Remember how Emily Dickinson had that poem about a poem being so good that it takes the top of your head clean off? That’s kind of the situation with Ballast, a collaborative effort between long running collage-core duo Sissy Spacek and even longer running “out there” outfit Smegma. It all started with six people (Smegma and Sissy Spacek members naturally) making rackets in Portland, LA and Cleveland, then John Wiese (who is a member of both groups) took charge of the recordings molding them into the maddening, impossibly precise slab of whizbang collage that it is today. In short, the LP issued by Phoenix’s Gilgongo (following last year’s CD release on Wiese’s Helicopter label) is a wild, heady ride like being on board a rollercoaster barreling through a modern art museum.

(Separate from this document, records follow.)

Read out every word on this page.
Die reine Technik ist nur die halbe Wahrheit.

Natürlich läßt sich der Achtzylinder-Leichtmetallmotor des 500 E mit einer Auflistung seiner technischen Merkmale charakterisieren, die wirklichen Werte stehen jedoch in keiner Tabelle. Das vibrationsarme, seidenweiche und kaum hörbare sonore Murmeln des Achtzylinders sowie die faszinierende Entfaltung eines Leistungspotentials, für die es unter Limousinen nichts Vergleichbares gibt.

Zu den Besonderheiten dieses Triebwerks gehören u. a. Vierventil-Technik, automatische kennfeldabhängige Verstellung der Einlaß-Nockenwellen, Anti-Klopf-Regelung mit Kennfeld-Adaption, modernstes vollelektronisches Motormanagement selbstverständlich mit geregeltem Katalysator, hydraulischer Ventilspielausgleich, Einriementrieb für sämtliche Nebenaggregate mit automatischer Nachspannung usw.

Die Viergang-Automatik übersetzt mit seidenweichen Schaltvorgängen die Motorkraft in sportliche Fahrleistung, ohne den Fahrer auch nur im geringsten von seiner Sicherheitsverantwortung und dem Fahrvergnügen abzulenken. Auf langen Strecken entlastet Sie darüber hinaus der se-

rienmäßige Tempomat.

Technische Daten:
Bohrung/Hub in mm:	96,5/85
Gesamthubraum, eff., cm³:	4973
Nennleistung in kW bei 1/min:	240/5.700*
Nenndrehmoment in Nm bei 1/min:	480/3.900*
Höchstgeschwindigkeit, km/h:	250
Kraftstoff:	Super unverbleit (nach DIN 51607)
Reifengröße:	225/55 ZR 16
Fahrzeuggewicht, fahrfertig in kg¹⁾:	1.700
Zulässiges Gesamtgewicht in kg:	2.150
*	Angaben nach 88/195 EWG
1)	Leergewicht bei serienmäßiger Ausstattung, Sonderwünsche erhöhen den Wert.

My favorite work from Wiese, at least up to this LP, is the record on PAN where he mangled Evan Parker’s saxophone. Much to my delight there’s some saxophone mangling on Ballast, but that’s not all. Far from it. Wiese is editing from a wide variety of source audio: percussion, horns, slack strings, synthetic sounds, processed audio, field recordings, vocal scree, sampled music, and so much more I’ve forgotten or haven’t picked out yet. In the span of a few seconds you’ll hear an avant-garde jazz excursion, a harsh noise tape, and a dub record crashing headlong into one another inside Wiese’s super collider. I’m definitely reminded of the junk-scrape collage works of personal hero Brian Ruryk, but the range of source audio is so much broader here. Furthermore, the play within the stereo field is fantastic, a joy in a good pair of headphones and certainly worth rejiggering your home stereo to have the speakers positioned as far away as possible on opposing ends of the room
There is so much fine detail, delivered at such a breakneck pace that it’s truly mind boggling. An endless well of pleasures. This rules!